正解のエが最も適切な理由は、ハウジングサービスの本質が「物理的な設置場所と周辺環境(ファシリティ)の賃貸」にあるからです。サーバ自体は自社の所有物であるため、購入費用まで低減するわけではありません。
ハウジングサービスが提供する価値
ハウジングサービスは、自社でサーバを稼働させる際に必要となる以下のインフラ設備をデータセンターが提供するサービスです。
- 堅牢な建物と耐震設備
- 安定した電源設備(無停電電源装置や予備電源)
- 空調設備(サーバの冷却)
- 高速かつ冗長化されたネットワーク回線
- 物理的なセキュリティ対策(入退室管理など)
これらを自社で維持しようとすると、建物代、電気代、空調維持費、回線契約料といった莫大なコストがかかります。これらを共有設備として共同利用することでコストを抑えるのがハウジングの目的です。
誤った選択肢を排除する思考法
選択肢ごとの比較を行うことで、サービスの境界線を理解できます。
アの「業務アプリケーションの利用・更新に関する費用を低減」は、SaaS(Software as a Service)などのクラウドサービスの特徴です。ハウジングではサーバの中身(OSやアプリ)はすべて自社で管理するため、この効果は得られません。
イの「サーバの購入費用を低減」が不適切な理由は、ハウジングサービスではサーバのハードウェアそのものは自社で購入・所有する必要があるからです。ここが、サーバごと借り受けるホスティングやクラウドサービスとの決定的な違いです。

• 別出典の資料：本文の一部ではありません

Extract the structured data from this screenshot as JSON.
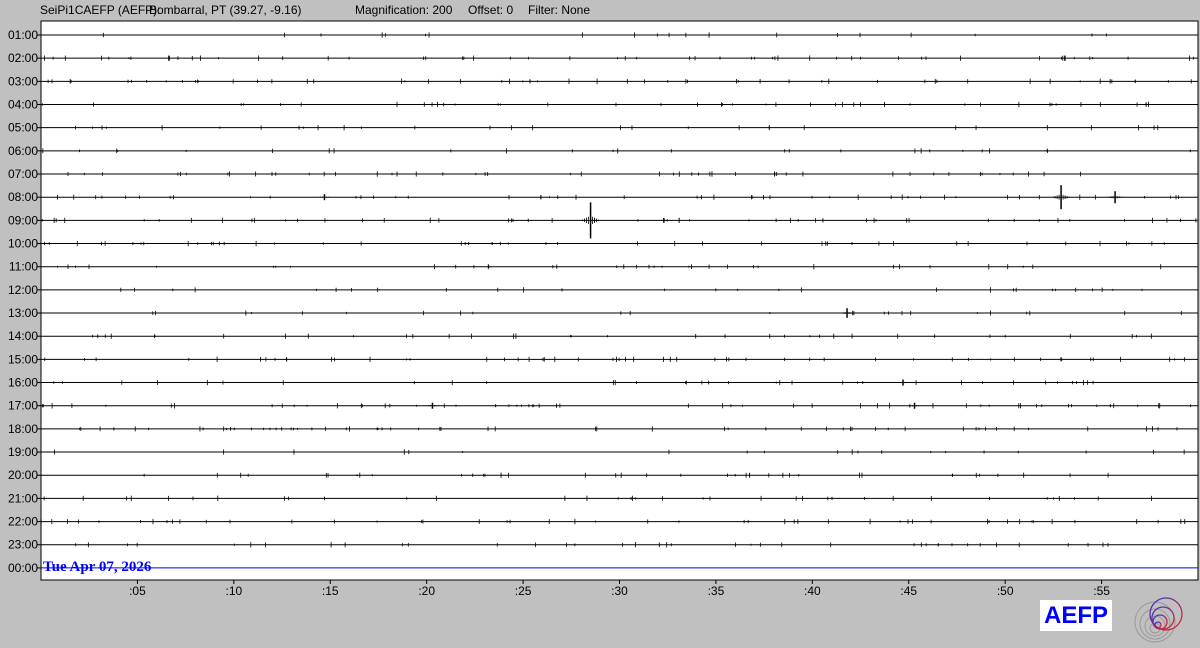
{
  "header": {
    "station": "SeiPi1CAEFP (AEFP):",
    "location": "Bombarral, PT (39.27, -9.16)",
    "magnification": "Magnification: 200",
    "offset": "Offset: 0",
    "filter": "Filter: None"
  },
  "logo": {
    "text": "AEFP"
  },
  "colors": {
    "trace": "#000000",
    "current_line": "#0000ff",
    "date_label": "#0000ff",
    "background": "#c0c0c0",
    "plot_bg": "#ffffff"
  },
  "chart_data": {
    "type": "line",
    "title": "",
    "date_label": "Tue Apr 07, 2026",
    "row_labels": [
      "01:00",
      "02:00",
      "03:00",
      "04:00",
      "05:00",
      "06:00",
      "07:00",
      "08:00",
      "09:00",
      "10:00",
      "11:00",
      "12:00",
      "13:00",
      "14:00",
      "15:00",
      "16:00",
      "17:00",
      "18:00",
      "19:00",
      "20:00",
      "21:00",
      "22:00",
      "23:00",
      "00:00"
    ],
    "x_tick_labels": [
      ":05",
      ":10",
      ":15",
      ":20",
      ":25",
      ":30",
      ":35",
      ":40",
      ":45",
      ":50",
      ":55"
    ],
    "x_range_minutes": [
      0,
      60
    ],
    "events": [
      {
        "row": "08:00",
        "minute": 52.9,
        "amplitude": 1.0
      },
      {
        "row": "08:00",
        "minute": 55.7,
        "amplitude": 0.5
      },
      {
        "row": "09:00",
        "minute": 28.5,
        "amplitude": 1.5
      },
      {
        "row": "13:00",
        "minute": 41.8,
        "amplitude": 0.4
      },
      {
        "row": "17:00",
        "minute": 20.3,
        "amplitude": 0.25
      },
      {
        "row": "17:00",
        "minute": 45.3,
        "amplitude": 0.25
      },
      {
        "row": "16:00",
        "minute": 44.7,
        "amplitude": 0.25
      },
      {
        "row": "08:00",
        "minute": 14.7,
        "amplitude": 0.25
      },
      {
        "row": "09:00",
        "minute": 32.3,
        "amplitude": 0.2
      }
    ]
  }
}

ウの「OSやオフィスソフトの更新作業を回避」も、自社管理のサーバを使うハウジングではあてはまりません。OSのパッチ適用やアプリの更新は、すべて自社のIT管理者が行う必要があります。
この知識が求められる場面
この問題の教育的意図は、企業がITインフラを構築する際に選択する「保有・運用形態(オンプレミス、ハウジング、ホスティング、クラウド)」の違いを理解させることにあります。
実務においては、単に「コスト削減」という言葉だけでITサービスの導入を判断してはいけません。
- ハードウェアの所有権を自社に残したいのか(ハウジング)
- ハードウェアの管理から解放されたいのか(ホスティング、クラウド)
- アプリケーションの保守まで任せたいのか(SaaS)
これらを明確に区別し、自社の要件に合ったインフラ形態を選択できる能力が、情報システムを統括するIT人材には不可欠です。